In less than five minutes Smithers was so wrought up that he bought 500 shares and promised solemnly not to “take his profits,” s. o. sell out, until Gilmartin said the word. Then they had another drink and another look at the ticker.
“You want to keep in touch with me,” was Gilmartin’s parting shot. “I’ll tell you what Sharpe tells me. But you must keep it quiet,” with a sidewise nod that pledged Smithers to honorable secrecy.
Had Gilmartin met Sharpe face to face, he would not have known who was before him.
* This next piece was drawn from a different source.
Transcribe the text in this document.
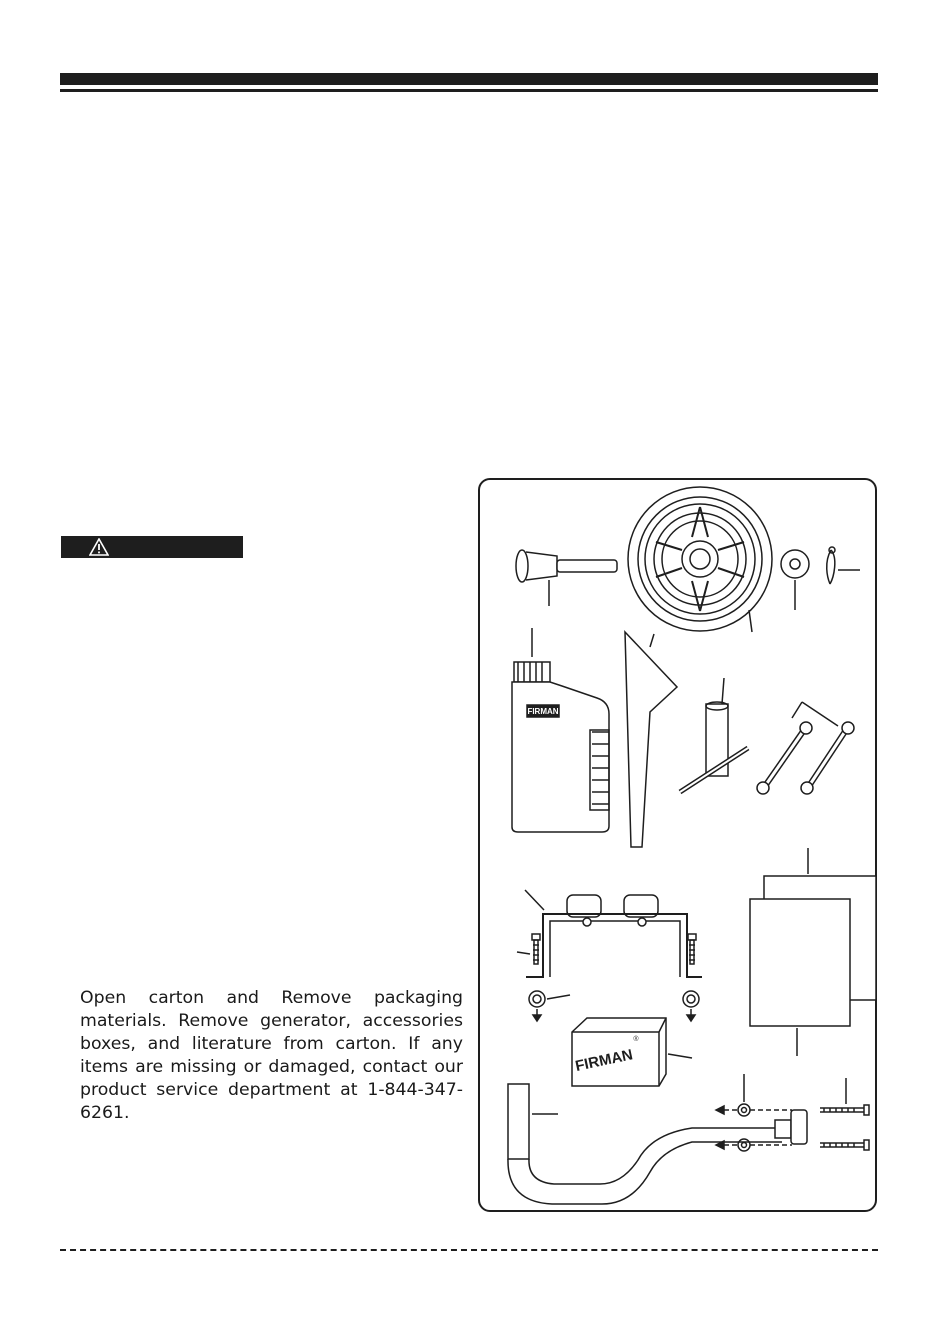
Open carton and Remove packaging materials. Remove generator, accessories boxes, and literature from carton. If any items are missing or damaged, contact our product service department at 1-844-347-6261.
FIRMAN
FIRMAN
®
Shortly after he left Smithers he buttonholed another acquaintance, a young man who thought he knew Wall Street, and therefore had a hobby—manipulation. No one could induce him to buy stocks by telling him how well the companies were doing, how bright the prospects, etc. That was bait for “suckers,” not for clever young stock operators. But any one, even a stranger, who said that “they”—the perennially mysterious “they,” the “big men,” the mighty “manipulators” whose life was one prolonged conspiracy to pull the wool over the public’s eyes—“they” were going to “jack up” these or the other shares, was welcomed and his advice acted upon. Young Freeman believed in nothing but “their” wickedness and “their” power to advance or depress stock values at will. Thinking of his wisdom had given him a chronic sneer.
“You’re just the man I was looking for,” said Gilmartin, who hadn’t thought of the young man at all.
“Are you a deputy sheriff?”
“No.” A slight pause for oratorical effect. “I had a long talk with Sam to-day.”
“What Sam?”
“Sharpe. The old boy sent for me. He was in mighty good humor too. Tickled to death. He might well be—he’s got 60,000 shares of Pennsylvania Central. And there’s going to be from 50 to 60 points profit in it.”
“H’m!” sniffed Freeman, sceptically, yet impressed by the change In Gilmartin’s attitude from the money-borrowing humility of the previous week to the confident tone of a man with a straight tip. Sharpe was notoriously kind to his old friends—rich or poor.